Rive

10 minutes de lecture

— Ne bouge plus !

Cinq canons, cinq ronds noirs, comme autant d'yeux crevés sur le fugitif. Arrivés à la seconde précédant le geste fatidique. Une prouesse que personne ne s'expliqua, mais que plus d'un uniforme bleu attribua à l'influence d'une force dont l'ampleur s'étalait au-delà de l'humain ; force extradiégétique sans nom, laquelle à la fois s'incarnait en la personne du gardien mal embouché, de la nuit claire, de la brise trop fine pour faire barrière aux émanations d'essence. Le tout avait tracé un parfait segment scindant végétation et immeubles, dont l'extrémité s'était plantée entre les omoplates de la cible. Les jambes avaient fait le reste, les muscles tendus et chauffés à leur plus haut degré. Maillou n'avait pas eu besoin de dicter la marche à suivre, tous les policiers s'étaient coordonnés à la manière des rouages d'une machine flambant neuve. Ensemble, ils avaient fait halte à deux mètres du jeune homme, dans un demi-cercle impeccable, toujours ensemble avaient porté leur main à leur ceinturon, déclipsé le holster puis brandi le révolver. Sur le panorama charbonneux, le chrome des canons levés à l'unisson avait peint l'arabesque d'une longue vague argentée déferlant sur Matthieu.

Seul Paul l'avait apostrophé, en accord avec les prérogatives de son grade.
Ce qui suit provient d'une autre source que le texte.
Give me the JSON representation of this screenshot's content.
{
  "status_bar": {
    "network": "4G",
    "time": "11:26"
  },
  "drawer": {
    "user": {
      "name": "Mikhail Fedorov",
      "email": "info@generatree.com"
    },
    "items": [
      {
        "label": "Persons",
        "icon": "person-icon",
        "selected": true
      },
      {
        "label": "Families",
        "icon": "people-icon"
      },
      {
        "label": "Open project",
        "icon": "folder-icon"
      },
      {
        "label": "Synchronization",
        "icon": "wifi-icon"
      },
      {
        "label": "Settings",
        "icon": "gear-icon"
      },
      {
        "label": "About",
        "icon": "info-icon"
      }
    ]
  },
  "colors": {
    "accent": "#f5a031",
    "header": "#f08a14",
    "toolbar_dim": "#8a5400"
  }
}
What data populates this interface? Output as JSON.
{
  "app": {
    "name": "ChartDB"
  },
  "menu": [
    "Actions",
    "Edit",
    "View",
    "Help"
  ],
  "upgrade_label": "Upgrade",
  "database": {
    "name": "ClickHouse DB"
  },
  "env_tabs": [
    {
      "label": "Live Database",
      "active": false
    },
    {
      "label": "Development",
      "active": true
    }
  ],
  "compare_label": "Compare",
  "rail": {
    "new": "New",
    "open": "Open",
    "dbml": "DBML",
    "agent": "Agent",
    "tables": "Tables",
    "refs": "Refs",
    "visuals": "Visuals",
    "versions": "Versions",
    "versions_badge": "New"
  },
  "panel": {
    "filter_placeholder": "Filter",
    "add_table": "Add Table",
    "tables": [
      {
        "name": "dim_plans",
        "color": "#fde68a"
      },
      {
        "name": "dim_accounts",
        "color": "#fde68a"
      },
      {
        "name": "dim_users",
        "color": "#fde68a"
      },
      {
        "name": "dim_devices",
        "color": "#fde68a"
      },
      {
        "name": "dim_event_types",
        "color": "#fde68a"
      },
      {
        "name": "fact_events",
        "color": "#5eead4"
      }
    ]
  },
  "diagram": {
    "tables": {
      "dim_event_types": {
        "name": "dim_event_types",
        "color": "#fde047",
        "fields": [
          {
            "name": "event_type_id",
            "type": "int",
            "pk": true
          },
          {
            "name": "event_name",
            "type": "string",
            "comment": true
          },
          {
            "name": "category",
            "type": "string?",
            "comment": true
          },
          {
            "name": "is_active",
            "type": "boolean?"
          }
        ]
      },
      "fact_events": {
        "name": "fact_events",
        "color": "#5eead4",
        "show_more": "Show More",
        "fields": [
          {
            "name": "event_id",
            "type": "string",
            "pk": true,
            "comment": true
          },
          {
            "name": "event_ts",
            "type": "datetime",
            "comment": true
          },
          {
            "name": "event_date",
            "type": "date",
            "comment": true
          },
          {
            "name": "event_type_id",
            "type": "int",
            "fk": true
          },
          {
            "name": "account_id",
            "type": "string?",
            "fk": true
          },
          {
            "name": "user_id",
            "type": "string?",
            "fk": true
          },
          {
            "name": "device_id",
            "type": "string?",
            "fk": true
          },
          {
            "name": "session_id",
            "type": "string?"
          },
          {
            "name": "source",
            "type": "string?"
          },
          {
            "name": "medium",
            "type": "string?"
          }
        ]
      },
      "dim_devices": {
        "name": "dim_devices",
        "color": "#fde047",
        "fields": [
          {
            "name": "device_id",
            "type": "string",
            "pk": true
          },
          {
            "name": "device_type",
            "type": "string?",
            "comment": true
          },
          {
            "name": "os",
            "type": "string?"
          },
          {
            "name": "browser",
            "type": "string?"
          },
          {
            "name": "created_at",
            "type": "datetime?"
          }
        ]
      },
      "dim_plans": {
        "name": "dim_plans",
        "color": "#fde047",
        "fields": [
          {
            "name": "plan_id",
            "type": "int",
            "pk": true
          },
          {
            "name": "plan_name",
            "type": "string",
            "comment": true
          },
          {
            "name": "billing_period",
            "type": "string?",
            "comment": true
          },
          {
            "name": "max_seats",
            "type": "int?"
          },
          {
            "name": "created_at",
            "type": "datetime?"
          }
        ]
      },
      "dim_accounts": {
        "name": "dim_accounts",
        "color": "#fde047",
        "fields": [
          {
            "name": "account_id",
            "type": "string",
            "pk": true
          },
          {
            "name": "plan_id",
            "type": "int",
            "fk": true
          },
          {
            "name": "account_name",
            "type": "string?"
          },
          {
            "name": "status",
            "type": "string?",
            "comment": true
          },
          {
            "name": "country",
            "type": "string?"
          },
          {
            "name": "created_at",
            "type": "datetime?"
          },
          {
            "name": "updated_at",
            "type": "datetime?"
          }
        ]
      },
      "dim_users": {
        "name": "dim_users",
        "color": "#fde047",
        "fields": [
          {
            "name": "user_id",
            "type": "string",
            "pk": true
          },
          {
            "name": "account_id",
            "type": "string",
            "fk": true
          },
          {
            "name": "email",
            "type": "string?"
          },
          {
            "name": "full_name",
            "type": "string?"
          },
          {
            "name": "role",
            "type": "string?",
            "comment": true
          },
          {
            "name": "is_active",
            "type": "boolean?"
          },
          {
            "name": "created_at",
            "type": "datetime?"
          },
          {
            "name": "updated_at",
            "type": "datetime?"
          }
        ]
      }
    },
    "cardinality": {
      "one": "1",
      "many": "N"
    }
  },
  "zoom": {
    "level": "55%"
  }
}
Quatre regards appuyés avaient dans leur silence secondé cette sommation. Si le meneur des troupes détenait le monopole du discours, à travers celui-ci s'exprimait une volonté commune.

— Tu es cerné ! Nous n'hésiterons pas à ouvrir le feu. Alors éteint immédiatement cette allumette !

Matthieu toisa le brigadier. Opposé à son visage, ce dernier eut l'ignoble impression de se faire inspecter les entrailles. Les yeux du jeune homme l'ouvraient en deux, fouillaient son être, en raclaient les bords pour n'y rien dégager qui fût digne d'intérêt. Dans ces yeux flottait l'indifférence blanche du somnambule. Aussitôt Paul comprit-il, la peur en gorge, que cette absence d'émotion serait seule à imprégner les actes du traqué. Quand dans son dos avait tonné la première interpellation, il n'avait pas sursauté, pas frémi. Passé plusieurs secondes, vers les policiers avait tourné son corps, par une lente rotation, le buste aussi raide que celui d'un automate, les hanches et fémurs comme montés sur des pivots grinçants. Ses pupilles avaient essuyé les visages de chaque agent, de même que chaque guidon, chaque barillet et chaque crosse, mais son expression faciale était demeurée inchangée. Sa figure aussi froide que la flamme entre ses doigts était chaude.

Une carcasse, coquille de noix pourrie. Ce qu'elle contenait était noir, âcre et desséché.
Seigneur, que pouvaient-ils tous espérer en retirer ?

— Allez, éteint-la. Je ne le répéterai pas une troisième fois, Matthieu.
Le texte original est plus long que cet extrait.